Statistical Process Control (SPC) is quite well known in the manufacturing industry and also in software engineering. In effect, it applies rules of statistics to the processes that are followed to predict whether a process is stable (and therefore in control) and its output is predictable or not and how to identify out-of-control processes and take corrective measures. Quality aids like causal analysis done using brainstorming/ nominal group techniques/ Ishikawa diagrams or fish-bone analysis are helpful in analyzing outliers and reasons of deviation from control limits. A substantive discussion of SPC and quality process areas is not possible in this post so I’ll just touch upon some concepts concisely.

PDCA – Plan-Do-Check-Act cycle, proposed by economist William Shewhart and later by quality guru Dr. Edward Deming. This is the foundation of the management and feedback cycle underlying any software engineering process.

Control limits – Any process which follows the Gaussian normal distribution would have a normal bell-shaped curve and be subject to control limits. The stability of the process can be gauged by the outliers (number and pattern of data points falling outside the control limits).

Causes of deviation: Outliers indicate deviation from a stable and predictable process. Causes of deviation could be due to special causes or common causes. Common causes are like background noise and may be present in stable processes. Special causes must be removed and steps taken to prevent their occurrence to bring a process under control. Common causes may be reduced to have a sharper curve with a narrower band of control limits and have greater control on the process.


Control Chart (Image courtesy: Wikipedia)
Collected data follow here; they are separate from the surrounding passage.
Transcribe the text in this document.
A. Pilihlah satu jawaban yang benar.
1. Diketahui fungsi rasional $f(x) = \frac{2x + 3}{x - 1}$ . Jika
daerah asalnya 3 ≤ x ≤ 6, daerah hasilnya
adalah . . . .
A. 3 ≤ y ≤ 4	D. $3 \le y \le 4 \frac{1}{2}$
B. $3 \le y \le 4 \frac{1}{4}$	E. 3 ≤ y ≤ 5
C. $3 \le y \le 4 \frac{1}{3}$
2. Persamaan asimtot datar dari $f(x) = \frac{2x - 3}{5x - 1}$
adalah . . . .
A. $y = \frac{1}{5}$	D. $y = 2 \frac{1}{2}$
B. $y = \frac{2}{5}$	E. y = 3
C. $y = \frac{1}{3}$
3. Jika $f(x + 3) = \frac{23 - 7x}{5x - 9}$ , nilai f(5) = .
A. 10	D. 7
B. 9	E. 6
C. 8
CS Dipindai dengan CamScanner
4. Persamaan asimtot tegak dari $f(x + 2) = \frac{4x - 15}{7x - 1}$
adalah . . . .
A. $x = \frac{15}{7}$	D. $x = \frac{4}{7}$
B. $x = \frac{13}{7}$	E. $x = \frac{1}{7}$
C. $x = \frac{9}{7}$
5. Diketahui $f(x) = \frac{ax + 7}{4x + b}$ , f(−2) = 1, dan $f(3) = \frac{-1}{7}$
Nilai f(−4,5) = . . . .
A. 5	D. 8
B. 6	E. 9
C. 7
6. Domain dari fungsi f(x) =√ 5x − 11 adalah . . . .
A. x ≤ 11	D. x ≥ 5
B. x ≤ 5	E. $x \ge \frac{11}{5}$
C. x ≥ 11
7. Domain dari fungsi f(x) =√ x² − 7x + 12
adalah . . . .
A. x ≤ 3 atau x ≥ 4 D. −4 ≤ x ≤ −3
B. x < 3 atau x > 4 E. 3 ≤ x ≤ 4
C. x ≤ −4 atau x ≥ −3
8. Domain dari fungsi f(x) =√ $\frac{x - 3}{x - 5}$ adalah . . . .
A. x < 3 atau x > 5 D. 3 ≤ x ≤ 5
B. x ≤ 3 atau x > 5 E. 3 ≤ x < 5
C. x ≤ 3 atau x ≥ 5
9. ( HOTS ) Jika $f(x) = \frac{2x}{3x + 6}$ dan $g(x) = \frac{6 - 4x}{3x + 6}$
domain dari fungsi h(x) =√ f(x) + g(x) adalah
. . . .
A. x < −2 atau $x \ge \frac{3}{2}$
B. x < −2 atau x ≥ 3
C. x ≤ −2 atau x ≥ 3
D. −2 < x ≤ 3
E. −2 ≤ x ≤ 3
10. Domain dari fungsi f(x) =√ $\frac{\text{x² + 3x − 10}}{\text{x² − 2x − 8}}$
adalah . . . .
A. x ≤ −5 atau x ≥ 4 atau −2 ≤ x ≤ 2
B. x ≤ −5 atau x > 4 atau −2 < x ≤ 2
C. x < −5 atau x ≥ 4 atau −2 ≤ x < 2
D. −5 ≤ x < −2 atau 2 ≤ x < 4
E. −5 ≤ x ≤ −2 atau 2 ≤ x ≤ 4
Users of BI tools haven’t tapped into the power of SPC to gain insight and control operational processes to the extent possible. There is even danger of damaging with a stable and in-control process due to tinkering with the process based on common-cause variation observed in operational reports. Part of the reason for SPC not gaining sufficient currency is that business analysts are not trained in the basics of SPC or quality processes like DAR (defect analysis and resolution) but mostly it is due to there not being any BI product in the market so far which allows easy use of SPC analysis. It is only of late that vendors like SAP-Business Objects have come out with specific SPC modules and predictive analytics in the BI product marketplace.
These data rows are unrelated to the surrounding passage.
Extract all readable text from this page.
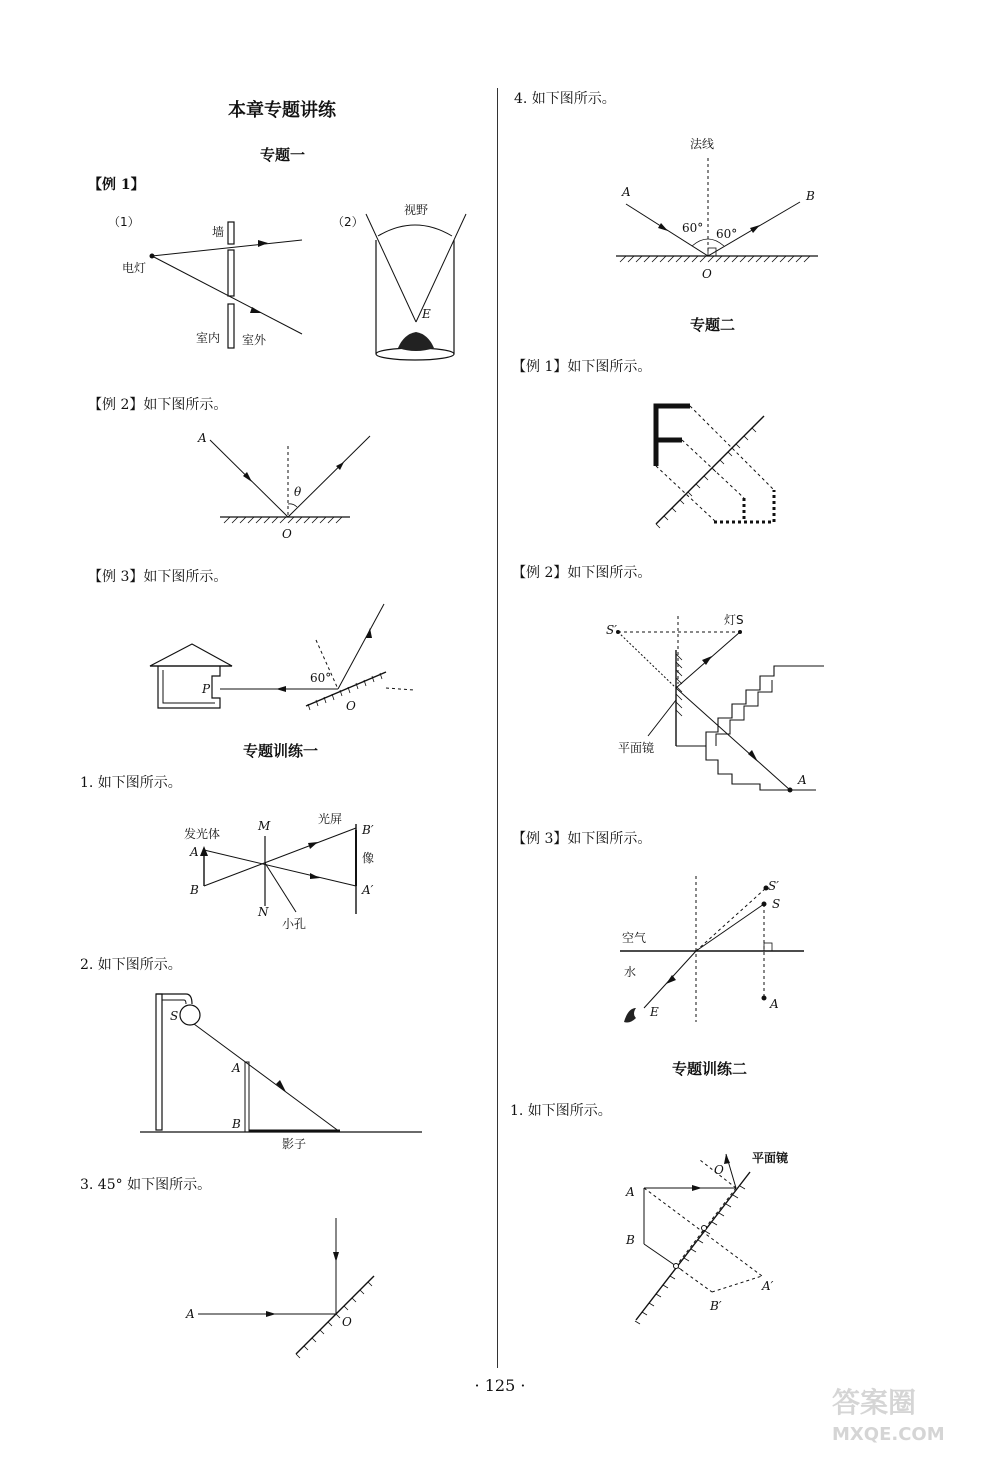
本章专题讲练
专题一
【例 1】
（1）
墙
电灯
室内 室外
（2）
视野
E
A
O
θ
P
60°
O
【例 2】如下图所示。
【例 3】如下图所示。
专题训练一
1. 如下图所示。
2. 如下图所示。
3. 45° 如下图所示。
发光体
光屏
M
N
A
B
B′
A′
像
小孔
S
A
B
影子
A
O
4. 如下图所示。
专题二
【例 1】如下图所示。
【例 2】如下图所示。
【例 3】如下图所示。
专题训练二
1. 如下图所示。
法线
A	B
60° 60°
O
S′
灯S
平面镜
A
S′
S
空气
水
E
A
O
平面镜
A
B
A′
B′
· 125 ·
答案圈
MXQE.COM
BI is a specialized discipline which involves a lot of investment on the part of customers in terms of pre-sale-evaluation (proof-of-concepts / comparisons), implementations, maintenance and support. However the returns from BI implementations are not easy to quantify and ROI (return on investment) figure calculations could be vague and incorrect. Using SPC along with the right quality process framework allows in maximizing the value of BI implementations, as well as provides a ready-reckoner for calculating ROI based on projected process improvements based on statistical control limits.